A few weeks ago, Google shut down a project called Google Here that would have used Google Maps as a way to get around local retailers’ difficulties in sending notifications to their users. (As reported by The Verge and Fortune.)

For Google, the ability to tie their online advertising to in-store sales, which after all still represent more than 90% of all retail, is a big deal. So this makes sense.

iBeacons (and Google’s version, Eddystone), let a phone know its very exact location — down to within a few centimeters. A typical use case is to pop up a coupon on a customer’s phone when they enter a store, for example. Or even make it extremely specific: Pop up a coupon when they get near a particular item.

But actually using this technology is not easy.

  • First of all, you have to get a user to install your app.

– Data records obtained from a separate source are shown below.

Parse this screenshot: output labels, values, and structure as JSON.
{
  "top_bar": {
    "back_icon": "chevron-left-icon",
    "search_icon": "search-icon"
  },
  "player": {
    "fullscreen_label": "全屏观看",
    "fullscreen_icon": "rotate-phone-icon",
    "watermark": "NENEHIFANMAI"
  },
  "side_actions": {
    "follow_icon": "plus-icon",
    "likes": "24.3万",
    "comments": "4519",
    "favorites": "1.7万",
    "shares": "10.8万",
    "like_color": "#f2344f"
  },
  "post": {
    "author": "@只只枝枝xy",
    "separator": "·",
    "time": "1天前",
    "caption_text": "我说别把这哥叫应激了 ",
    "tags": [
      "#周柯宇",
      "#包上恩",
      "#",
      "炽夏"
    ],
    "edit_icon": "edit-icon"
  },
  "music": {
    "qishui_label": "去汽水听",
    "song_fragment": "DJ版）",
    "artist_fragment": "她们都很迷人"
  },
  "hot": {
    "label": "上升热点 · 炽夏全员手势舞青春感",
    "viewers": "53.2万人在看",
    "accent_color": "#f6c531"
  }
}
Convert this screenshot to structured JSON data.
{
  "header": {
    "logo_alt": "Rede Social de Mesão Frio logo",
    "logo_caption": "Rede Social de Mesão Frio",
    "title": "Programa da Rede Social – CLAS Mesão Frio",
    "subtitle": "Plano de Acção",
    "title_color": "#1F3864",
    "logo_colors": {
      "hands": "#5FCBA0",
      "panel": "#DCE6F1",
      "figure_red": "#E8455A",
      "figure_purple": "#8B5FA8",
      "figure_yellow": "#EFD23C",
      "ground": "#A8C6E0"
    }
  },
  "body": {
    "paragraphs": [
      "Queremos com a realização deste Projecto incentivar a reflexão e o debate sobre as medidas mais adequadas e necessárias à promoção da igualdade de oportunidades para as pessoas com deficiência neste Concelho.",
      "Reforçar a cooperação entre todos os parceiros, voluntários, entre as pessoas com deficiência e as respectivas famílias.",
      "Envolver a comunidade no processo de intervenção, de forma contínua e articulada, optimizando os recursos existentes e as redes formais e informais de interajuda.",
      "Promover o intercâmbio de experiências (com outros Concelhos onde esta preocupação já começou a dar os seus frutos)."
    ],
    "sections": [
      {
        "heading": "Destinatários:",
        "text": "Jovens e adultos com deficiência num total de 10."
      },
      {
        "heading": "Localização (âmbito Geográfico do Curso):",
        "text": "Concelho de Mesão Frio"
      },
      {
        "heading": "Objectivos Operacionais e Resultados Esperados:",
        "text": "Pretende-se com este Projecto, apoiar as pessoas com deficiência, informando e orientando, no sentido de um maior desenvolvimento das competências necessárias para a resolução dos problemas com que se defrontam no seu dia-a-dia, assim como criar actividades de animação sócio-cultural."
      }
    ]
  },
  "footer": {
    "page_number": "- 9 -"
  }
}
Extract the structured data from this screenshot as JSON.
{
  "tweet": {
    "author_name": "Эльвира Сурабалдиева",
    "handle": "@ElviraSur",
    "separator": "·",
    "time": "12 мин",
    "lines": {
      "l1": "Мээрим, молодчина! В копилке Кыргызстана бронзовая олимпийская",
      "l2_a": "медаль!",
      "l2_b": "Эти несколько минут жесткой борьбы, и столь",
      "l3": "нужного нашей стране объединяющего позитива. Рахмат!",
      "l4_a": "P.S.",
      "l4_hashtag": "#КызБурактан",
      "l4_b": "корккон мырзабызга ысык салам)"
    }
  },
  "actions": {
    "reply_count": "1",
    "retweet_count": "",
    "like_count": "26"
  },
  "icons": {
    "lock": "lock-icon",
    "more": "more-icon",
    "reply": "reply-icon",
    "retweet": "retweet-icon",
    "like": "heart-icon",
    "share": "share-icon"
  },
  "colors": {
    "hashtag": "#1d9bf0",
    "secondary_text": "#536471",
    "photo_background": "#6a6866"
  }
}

Given that most retailers don’t have apps, this is a deal-killer by itself.
  • Even if you as a retailer do have an app, you have to keep it installed on your users’ devices. You can always rely on inertia, but really what you need is some kind of content program that backs the app, or some great value that you’re providing to your users.
  • And on top of that, users have to give you permission to use location services on their phone.

Without any one of these things, you can’t send local messages.

Google Maps would have been an ideal platform for this. One app that acts as a channel, that retailers could then use to do this location-based marketing. Much easier to fulfill all three requirements. It wouldn’t even have been totally necessary for a retailer to produce their own app for this to work. And it would have been key for Google to connect online to offline data.

So why was it shut down?

1) Potentially too invasive. A terrible outcome for Google would have been that users’ reluctance to be bothered by in-store advertising — part of the reasoning behind not installing apps on their phones in the first place — would spill over to Google Maps.

2) Google wasn’t sure if retailers would use it. Digital marketing technologies are very, very hard even for large retailers to use effectively. As McKinsey points out,

While over 70 percent of companies believe that digital marketing holds significant potential, more than half struggle to measure its exact impact on sales and profits.

In its dataset, McKinsey is targeting large-ish companies with a social media presence. And more than half of those haven’t been able to realize digital marketing’s potential – at least not in a measurable way. Imagine how difficult it must be for small retailers.

The key to all of this would be producing truly relevant, high quality offers that consumers are happy to receive. That would solve the invasiveness problem. But given how difficult it is to do good digital marketing at all, I doubt very much that retailers would have been able to do this effectively.